Cotabo ha deciso per uno stop di sette giorni. Roberto Mantovani da tempo denuncia i comportamenti di una parte della categoria pubblicando sui social i suoi guadagni, per smentire le presunte ricadute economiche negative legate al pagamento digitale.

Il tassista di Bologna Red Sox sospeso per aver criticato i No-Pos

Il tassista di Bologna Roberto Mantovani, conosciuto come Red Sox, è stato sospeso da Cotabo per le sue continue battaglie contro alcune “storture” presenti nella sua categoria.

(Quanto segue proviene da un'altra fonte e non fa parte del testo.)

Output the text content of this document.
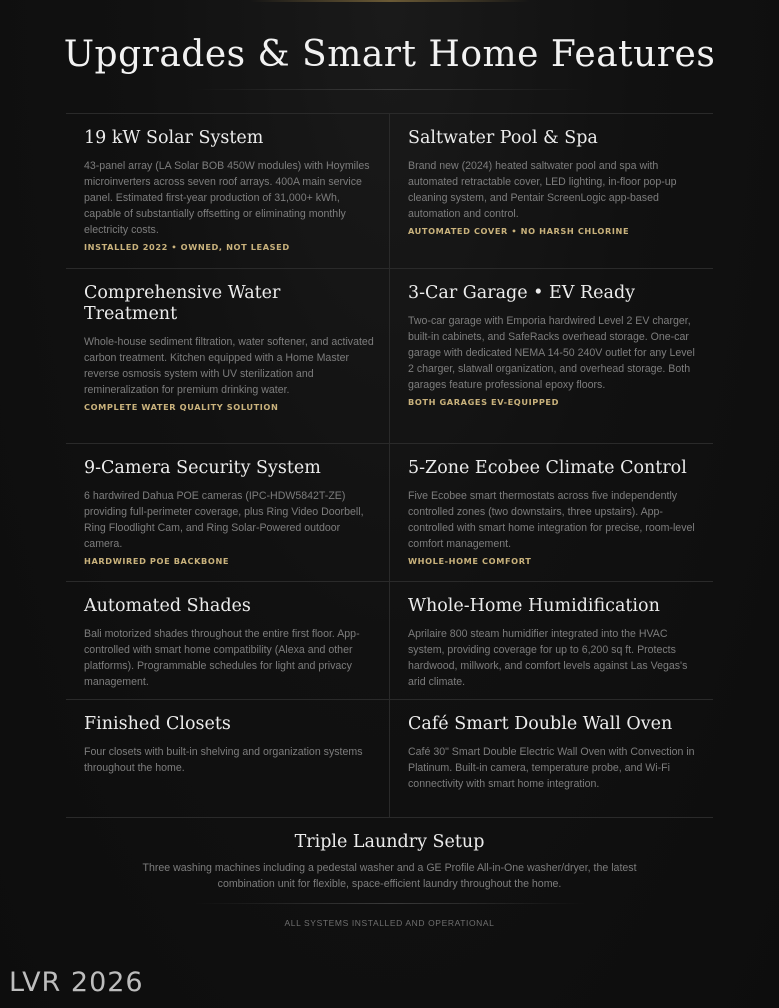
Upgrades & Smart Home Features
19 kW Solar System

43-panel array (LA Solar BOB 450W modules) with Hoymiles microinverters across seven roof arrays. 400A main service panel. Estimated first-year production of 31,000+ kWh, capable of substantially offsetting or eliminating monthly electricity costs.

INSTALLED 2022 • OWNED, NOT LEASED
Saltwater Pool & Spa

Brand new (2024) heated saltwater pool and spa with automated retractable cover, LED lighting, in-floor pop-up cleaning system, and Pentair ScreenLogic app-based automation and control.

AUTOMATED COVER • NO HARSH CHLORINE
Comprehensive Water Treatment

Whole-house sediment filtration, water softener, and activated carbon treatment. Kitchen equipped with a Home Master reverse osmosis system with UV sterilization and remineralization for premium drinking water.

COMPLETE WATER QUALITY SOLUTION
3-Car Garage • EV Ready

Two-car garage with Emporia hardwired Level 2 EV charger, built-in cabinets, and SafeRacks overhead storage. One-car garage with dedicated NEMA 14-50 240V outlet for any Level 2 charger, slatwall organization, and overhead storage. Both garages feature professional epoxy floors.

BOTH GARAGES EV-EQUIPPED
9-Camera Security System

6 hardwired Dahua POE cameras (IPC-HDW5842T-ZE) providing full-perimeter coverage, plus Ring Video Doorbell, Ring Floodlight Cam, and Ring Solar-Powered outdoor camera.

HARDWIRED POE BACKBONE
5-Zone Ecobee Climate Control

Five Ecobee smart thermostats across five independently controlled zones (two downstairs, three upstairs). App-controlled with smart home integration for precise, room-level comfort management.

WHOLE-HOME COMFORT
Automated Shades

Bali motorized shades throughout the entire first floor. App-controlled with smart home compatibility (Alexa and other platforms). Programmable schedules for light and privacy management.

Whole-Home Humidification

Aprilaire 800 steam humidifier integrated into the HVAC system, providing coverage for up to 6,200 sq ft. Protects hardwood, millwork, and comfort levels against Las Vegas's arid climate.

Finished Closets

Four closets with built-in shelving and organization systems throughout the home.

Café Smart Double Wall Oven

Café 30" Smart Double Electric Wall Oven with Convection in Platinum. Built-in camera, temperature probe, and Wi-Fi connectivity with smart home integration.

Triple Laundry Setup

Three washing machines including a pedestal washer and a GE Profile All-in-One washer/dryer, the latest combination unit for flexible, space-efficient laundry throughout the home.

ALL SYSTEMS INSTALLED AND OPERATIONAL
LVR 2026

Red Sox da tempo denuncia i NoPos pubblicando sui social i suoi guadagni, per smentire le lamentele sulle ricadute economiche negative che il pagamento digitale avrebbe sui tassisti. Come riporta il Corriere di Bologna, nei prossimi giorni Mantovani riceverà una notifica di sospensione per una settimana da Cotabo, che lo ha sottoposto al giudizio della commissione disciplinare a seguito dei suoi comportamenti.

A maggio gli sono state bucate le gomme del Taxi 

Red Sox era stato ascoltato il 2 novembre dopo che alla cooperativa Cotabo erano arrivate delle segnalazioni in merito alle sue polemiche sui social. Da mesi Mantovani è soggetto di minacce da quella che definisce «la parte fascista della categoria». A maggio gli sono state bucate le gomme del taxi, e a luglio gli è stata recapitata a casa una busta anonima contenente escrementi con un messaggio: «Questo è quello che penso di te». A seguito di questi eventi Red Sox ha fatto partire alcune denunce e ha aumentato gli attacchi rivolti a questi colleghi, spingendo una parte della categoria ad aumentare le segnalazioni a Cotabo, che alla fine ha deciso di sospenderlo per una settimana.

I colleghi non hanno voluto Mantovani ai corsi di rinnovo del certificato dei defibrillatori

A inizio dicembre c’è stato l’ultimo scontro. I tassisti sono obbligati a rinnovare ogni due anni il certificato dei defibrillatori a bordo delle loro auto. A novembre scadeva il certificato di Roberto Mantovani, che su X ha accusato di non essere stato in grado di rinnovarlo: «Mi hanno detto che sono indesiderato e non mi hanno invitato al corso che hanno fatto a sorpresa. La mia abilitazione è scaduta e adesso non posso intervenire su eventuali chiamate. I responsabili e i dirigenti mi boicottano». Immediata la replica del presidente di Cotabo, Riccardo Carboni, che come riporta il Corriere ha definito l’accusa di boicottaggio pretestuosa: «I colleghi hanno chiesto di non fare i corsi in sua compagnia. Per questo abbiamo comunicato a Mantovani la possibilità di farlo con altri operatori. Ma ha rilasciato dichiarazioni problematiche e forzatamente pretestuose, non è vero che non possa più intervenire in caso di necessità, c’è una soglia di tolleranza dal momento in cui scade l’abilitazione durante il quale lo si può ancora fare».